The inaugural Juban Danja team also featured Terezina Lazri, Tereza and Marie Ilia, Xhuljeta Preçi, Dorina Gjoni, Albina Gjuraj, Eleni and Agetina Marku, Agetina and Vera Ndrea, Manjola Ejlli and Terezina Palushi.

Juban Danja became the first women’s football club in the country to establish a full administrative structure, including a president, coaching staff, official jerseys and its own logo. Lacking local competition in its early years, the team played in friendlies against Kosova Prishtinë VR and Vizioni Ferizaj from Kosovo, establishing a long-lasting partnership with these clubs.

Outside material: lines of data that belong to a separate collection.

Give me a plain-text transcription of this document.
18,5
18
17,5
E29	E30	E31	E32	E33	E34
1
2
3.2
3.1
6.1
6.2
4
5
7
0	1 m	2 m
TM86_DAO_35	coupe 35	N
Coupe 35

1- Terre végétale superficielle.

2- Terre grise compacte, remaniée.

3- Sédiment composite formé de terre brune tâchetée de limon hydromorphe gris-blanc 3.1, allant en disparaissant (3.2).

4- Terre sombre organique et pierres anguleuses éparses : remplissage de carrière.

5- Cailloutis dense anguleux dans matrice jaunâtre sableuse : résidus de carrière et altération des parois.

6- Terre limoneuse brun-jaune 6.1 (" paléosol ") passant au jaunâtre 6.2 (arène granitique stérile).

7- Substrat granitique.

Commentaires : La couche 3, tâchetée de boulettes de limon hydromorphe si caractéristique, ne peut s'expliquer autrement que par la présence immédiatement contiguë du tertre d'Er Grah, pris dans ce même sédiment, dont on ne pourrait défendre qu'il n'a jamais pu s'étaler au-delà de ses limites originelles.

The club has won two National Cup trophies. In 2013, they won the Medin Zhega Memorial Tournament, in honor of the former Albania national team footballer and coach.

==Honours==
Albanian Women's Cup:
Winners (2): 2011–12, 2012–13
Runners-up (2): 2010–11, 2013–14

Medin Zhega Cup:
Winners (1): 2013

7–8 March Cup:
Winners (1): 2013

==List of managers==
- ALB Gjon Ndreka (2006–2011)
- ALB Kreshnik Krepi (10 November 2011–2013)
- ALB Paulin Zefi (2012)
- ALB Emanuela Jaku (2013–2014)
- ALB Kreshnik Krepi (2014–)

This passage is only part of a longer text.